I have also had my first chance to throw some power at a Cobalt motor and to be fair it looks pretty straightforward and has a nice smooth action. Haven't got them in situ yet so time will tell as to how well they actually switch turnouts, but I have great faith...
So, a lot has been going on, but probably not a lot of difference to the naked eye. I think until I actually start to get some of the topography in place it's going to seem very underdone to me, but I realise that a lack of preparation at this stage will cause endless grief once the plaster cloth is in place. So, softly, softly.
In an effort to quell my scenic modelling urges I have another order on its way from Hattons - mainly Metcalfe gear - platform kit for Chesterfield station, low relief row housing for up the top of Whaley Thorns, a few railway cottages and an engine shed for Langwith Junction. Oh and finally bit the bullet with an order of my first Bolsover coal wagons form Dapol. A little concerned at the specified weight of these. Most Farish and Peco rolling stock is 22gms or thereabouts. These Dapol wagons are showing up as 90gms each! Be lucky to pull two up a hill at that rate. No doubt all will become clear.
On the issue of weight I hooked up all my wagons and carriages at once to see how the new inclines would go. At first it seemed as though there was still some reluctance in one or two spots. However, I stuck a 20cent piece to the top of the tender (such scientific methods in action) to see how a bit of extra friction might work. Hey presto, she will easily crawl or gallop up and down any of my tracks, so it all comes down to grip and slip. Looks like I need to add a bit of lead to the tender...
I like the look of the progress in those two photos. It's good to see a layout where the trackbed is the only flat part of the countryside.

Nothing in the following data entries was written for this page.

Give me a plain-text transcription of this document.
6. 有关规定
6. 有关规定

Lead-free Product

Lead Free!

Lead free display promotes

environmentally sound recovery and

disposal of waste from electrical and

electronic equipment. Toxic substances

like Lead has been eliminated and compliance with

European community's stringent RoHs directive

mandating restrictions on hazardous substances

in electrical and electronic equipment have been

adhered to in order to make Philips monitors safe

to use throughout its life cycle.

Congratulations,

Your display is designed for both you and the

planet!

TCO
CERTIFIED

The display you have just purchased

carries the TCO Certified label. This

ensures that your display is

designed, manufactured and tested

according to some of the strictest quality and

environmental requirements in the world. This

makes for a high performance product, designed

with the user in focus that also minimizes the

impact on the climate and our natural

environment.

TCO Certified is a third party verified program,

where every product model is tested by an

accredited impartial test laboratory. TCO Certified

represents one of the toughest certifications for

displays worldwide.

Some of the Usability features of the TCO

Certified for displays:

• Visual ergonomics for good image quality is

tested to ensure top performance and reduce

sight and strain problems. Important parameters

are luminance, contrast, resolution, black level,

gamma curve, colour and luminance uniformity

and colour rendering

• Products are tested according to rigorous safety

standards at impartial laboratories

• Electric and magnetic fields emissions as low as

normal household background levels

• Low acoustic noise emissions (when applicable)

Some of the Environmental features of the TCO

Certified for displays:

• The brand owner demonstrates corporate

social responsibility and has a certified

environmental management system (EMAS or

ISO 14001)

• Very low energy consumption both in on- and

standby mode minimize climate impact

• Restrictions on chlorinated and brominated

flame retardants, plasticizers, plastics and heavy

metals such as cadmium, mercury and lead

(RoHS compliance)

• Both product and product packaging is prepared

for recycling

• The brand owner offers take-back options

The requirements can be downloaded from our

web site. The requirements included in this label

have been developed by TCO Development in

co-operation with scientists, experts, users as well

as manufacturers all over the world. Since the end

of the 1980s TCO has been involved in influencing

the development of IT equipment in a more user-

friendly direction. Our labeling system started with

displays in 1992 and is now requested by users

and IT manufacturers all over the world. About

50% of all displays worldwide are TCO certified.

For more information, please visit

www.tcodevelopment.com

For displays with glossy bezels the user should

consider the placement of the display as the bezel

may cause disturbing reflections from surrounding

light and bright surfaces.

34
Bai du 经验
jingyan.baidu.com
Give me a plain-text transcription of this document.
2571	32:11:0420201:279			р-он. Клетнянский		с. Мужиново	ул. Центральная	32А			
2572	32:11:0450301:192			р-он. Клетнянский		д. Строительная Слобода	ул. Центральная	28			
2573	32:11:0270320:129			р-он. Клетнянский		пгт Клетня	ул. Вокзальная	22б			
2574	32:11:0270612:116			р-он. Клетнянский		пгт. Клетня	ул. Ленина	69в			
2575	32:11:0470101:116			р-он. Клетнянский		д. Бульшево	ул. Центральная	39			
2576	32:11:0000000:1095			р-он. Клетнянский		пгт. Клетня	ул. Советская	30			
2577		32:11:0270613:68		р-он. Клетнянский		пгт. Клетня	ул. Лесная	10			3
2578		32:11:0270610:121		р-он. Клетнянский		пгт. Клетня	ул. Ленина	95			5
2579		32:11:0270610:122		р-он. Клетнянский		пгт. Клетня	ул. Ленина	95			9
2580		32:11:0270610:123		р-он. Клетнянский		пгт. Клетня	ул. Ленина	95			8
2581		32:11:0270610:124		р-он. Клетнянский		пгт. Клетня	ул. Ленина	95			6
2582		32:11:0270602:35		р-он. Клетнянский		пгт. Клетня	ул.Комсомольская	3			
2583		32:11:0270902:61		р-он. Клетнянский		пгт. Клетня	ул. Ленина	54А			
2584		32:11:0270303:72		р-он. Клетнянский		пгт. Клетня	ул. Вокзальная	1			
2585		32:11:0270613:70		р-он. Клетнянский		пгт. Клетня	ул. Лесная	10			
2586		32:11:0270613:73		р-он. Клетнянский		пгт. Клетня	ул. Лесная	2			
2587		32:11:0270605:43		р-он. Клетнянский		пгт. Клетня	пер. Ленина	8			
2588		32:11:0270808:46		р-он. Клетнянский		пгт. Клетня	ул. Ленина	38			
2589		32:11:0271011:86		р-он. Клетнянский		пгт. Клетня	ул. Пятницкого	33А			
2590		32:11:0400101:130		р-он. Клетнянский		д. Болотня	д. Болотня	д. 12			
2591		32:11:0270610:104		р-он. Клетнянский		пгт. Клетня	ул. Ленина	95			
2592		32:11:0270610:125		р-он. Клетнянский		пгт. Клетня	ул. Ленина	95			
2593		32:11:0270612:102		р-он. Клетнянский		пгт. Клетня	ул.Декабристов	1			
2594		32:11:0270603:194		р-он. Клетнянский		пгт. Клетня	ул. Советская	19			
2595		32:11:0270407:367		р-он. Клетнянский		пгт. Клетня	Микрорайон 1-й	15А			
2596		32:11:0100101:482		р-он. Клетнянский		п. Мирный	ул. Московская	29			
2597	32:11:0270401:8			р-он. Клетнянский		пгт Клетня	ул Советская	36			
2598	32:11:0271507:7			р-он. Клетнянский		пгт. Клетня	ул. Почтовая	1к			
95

Yes, it's nice in theory, but the practice is a bit of a bugger. As you can tell I want to capture the rolling fields and hills of the area and mimic the actual relative topography of specific places. Of course putting it all into the condensed format of a model means sharper inclines and declines than reality, which in turn makes for some entertaining geometric conundrums when trying to get a train line up and down. Having said that the plan is definitely to make it look as though the rail cuts through the existing landscape, not some hills being placed around a pre-existing railway. Whether my modelling skills allows for that is another thing altogether.